5. What is the average size of your clients’ accounts? This information is often obtainable, even for planners who do not participate in the annual survey in Bloomberg’s Wealth Manager that lists several hundred planners and their average account sizes. Why would you ask this? Because if the planner’s average client has an account size of $10,000,000, and your account is $200,000, you may not have the best fit. The same is true if you have an account size of $10,000,000 and the planner’s average account is $200,000. Certainly, you will want to consciously explore the issue with the planner.
 
6. Can you give me the names of three clients I can call as references? In order to protect clients’ privacy, planners do not routinely give out clients’ names without permission. Still, be a little leery of planners who will not give you any names as references. Most planners do have several clients who have authorized the release of their names and phone numbers to prospective clients. Even if it is their mothers, their sisters, and (on good days) their spouses, all planners should be able to come up with three people who can tell you something about their character.
 
7. How will information be delivered and meetings be conducted if we can’t meet in person?
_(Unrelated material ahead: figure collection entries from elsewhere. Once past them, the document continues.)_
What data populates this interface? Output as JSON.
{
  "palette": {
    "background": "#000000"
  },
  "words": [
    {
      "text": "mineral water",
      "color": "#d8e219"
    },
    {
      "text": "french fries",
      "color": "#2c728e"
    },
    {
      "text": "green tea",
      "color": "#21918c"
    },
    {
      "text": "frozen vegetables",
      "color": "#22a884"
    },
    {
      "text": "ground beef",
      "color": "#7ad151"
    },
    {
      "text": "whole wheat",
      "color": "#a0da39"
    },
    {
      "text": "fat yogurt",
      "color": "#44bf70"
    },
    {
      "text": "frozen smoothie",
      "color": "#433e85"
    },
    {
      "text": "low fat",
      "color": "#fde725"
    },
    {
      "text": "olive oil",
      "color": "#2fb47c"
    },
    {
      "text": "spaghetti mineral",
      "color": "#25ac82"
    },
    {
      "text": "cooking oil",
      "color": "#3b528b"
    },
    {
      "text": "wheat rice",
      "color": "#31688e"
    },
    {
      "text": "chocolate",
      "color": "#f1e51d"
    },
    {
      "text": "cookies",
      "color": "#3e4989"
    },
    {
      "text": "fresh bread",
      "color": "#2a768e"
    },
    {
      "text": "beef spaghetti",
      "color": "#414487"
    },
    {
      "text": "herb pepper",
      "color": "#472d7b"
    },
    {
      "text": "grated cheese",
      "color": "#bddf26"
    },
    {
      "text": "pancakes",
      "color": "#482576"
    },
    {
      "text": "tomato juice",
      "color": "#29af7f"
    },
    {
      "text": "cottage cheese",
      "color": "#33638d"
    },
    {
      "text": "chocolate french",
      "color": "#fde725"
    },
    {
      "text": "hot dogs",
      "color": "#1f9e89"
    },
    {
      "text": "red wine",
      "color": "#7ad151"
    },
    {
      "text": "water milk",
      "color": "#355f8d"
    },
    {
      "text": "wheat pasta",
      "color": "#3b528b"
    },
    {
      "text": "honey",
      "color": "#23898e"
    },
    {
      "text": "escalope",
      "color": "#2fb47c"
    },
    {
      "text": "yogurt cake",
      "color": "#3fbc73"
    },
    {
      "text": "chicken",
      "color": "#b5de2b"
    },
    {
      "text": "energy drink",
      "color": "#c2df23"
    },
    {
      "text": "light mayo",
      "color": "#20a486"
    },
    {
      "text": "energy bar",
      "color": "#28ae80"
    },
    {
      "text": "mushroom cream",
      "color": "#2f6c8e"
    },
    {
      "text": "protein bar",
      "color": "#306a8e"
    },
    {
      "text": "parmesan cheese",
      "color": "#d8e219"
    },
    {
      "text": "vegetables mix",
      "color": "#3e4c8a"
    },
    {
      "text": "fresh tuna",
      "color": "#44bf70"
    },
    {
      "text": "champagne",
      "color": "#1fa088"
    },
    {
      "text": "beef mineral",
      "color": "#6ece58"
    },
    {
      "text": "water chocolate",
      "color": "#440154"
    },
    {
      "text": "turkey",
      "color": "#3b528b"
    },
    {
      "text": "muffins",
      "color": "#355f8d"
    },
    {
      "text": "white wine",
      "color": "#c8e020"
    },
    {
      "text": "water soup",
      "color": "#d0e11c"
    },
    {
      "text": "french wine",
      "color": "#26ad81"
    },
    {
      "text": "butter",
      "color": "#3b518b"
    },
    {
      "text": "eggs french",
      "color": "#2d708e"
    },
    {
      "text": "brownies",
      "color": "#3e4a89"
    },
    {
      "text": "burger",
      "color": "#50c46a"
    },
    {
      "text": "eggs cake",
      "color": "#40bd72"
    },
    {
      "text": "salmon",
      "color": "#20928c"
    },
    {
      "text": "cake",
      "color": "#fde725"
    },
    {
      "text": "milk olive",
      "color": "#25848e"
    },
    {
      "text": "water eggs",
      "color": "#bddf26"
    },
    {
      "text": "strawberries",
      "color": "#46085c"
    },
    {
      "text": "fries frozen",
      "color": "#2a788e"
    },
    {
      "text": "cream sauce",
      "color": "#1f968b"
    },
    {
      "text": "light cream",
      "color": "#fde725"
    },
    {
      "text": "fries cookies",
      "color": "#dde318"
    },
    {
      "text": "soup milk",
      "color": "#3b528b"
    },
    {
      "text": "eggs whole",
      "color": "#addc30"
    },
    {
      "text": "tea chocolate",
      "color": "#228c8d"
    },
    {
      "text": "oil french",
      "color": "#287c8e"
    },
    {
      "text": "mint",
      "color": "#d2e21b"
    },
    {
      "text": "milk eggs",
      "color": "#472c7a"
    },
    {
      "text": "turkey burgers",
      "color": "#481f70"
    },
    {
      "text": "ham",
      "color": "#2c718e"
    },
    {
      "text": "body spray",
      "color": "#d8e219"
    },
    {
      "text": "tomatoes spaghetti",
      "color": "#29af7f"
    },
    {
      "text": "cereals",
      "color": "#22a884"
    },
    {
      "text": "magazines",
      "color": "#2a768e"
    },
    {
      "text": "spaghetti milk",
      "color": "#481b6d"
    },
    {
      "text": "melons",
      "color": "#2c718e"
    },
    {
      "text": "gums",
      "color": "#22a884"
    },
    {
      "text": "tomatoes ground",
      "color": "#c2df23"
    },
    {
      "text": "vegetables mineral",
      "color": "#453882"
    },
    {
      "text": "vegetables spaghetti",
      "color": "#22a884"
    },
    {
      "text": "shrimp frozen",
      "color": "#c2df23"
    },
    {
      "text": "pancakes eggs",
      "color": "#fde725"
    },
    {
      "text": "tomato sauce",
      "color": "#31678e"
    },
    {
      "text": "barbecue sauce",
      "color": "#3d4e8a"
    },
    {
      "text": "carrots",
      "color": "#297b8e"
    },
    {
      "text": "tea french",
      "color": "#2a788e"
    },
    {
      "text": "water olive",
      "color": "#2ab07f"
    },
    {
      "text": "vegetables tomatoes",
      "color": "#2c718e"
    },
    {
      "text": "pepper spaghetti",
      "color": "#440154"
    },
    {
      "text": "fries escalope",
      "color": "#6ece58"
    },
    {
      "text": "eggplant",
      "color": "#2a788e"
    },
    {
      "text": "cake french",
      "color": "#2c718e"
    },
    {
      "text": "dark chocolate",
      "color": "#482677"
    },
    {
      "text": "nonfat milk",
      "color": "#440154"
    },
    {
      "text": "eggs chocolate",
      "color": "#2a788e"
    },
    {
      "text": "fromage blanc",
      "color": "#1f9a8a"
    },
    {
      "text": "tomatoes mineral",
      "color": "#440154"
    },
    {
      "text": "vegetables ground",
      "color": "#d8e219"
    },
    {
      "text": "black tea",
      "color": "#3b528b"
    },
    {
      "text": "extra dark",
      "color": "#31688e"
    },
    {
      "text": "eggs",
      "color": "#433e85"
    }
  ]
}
Because of modern technology, you don’t necessarily have to be in the same geographical location as the planner. Many planners have websites where data can be uploaded and viewed easily by clients during phone conferences.
 
8. Will you describe what you consider to be a fully diversified portfolio? Ideally, the planner’s definition of a diversified portfolio will come close to the one found here.  Asset class diversification is an important factor in successful long-term investing, and you deserve a planner who both understands and practices it.
 
9. How do you charge for your services?  This is an essential question to ask. Some financial planners are commission-only, which means they do not charge fees to clients but earn their money solely through commissions on products they sell.  They are financial products salespeople first and financial planners second. Others are fee-based, which means they operate on a combination of commissions and fees. Others are fee-only, meaning they sell no products for commission but charge clients directly for the services they provide.  I highly recommend staying with a fee-only planner, who will have a fiduciary responsibility to you, the client.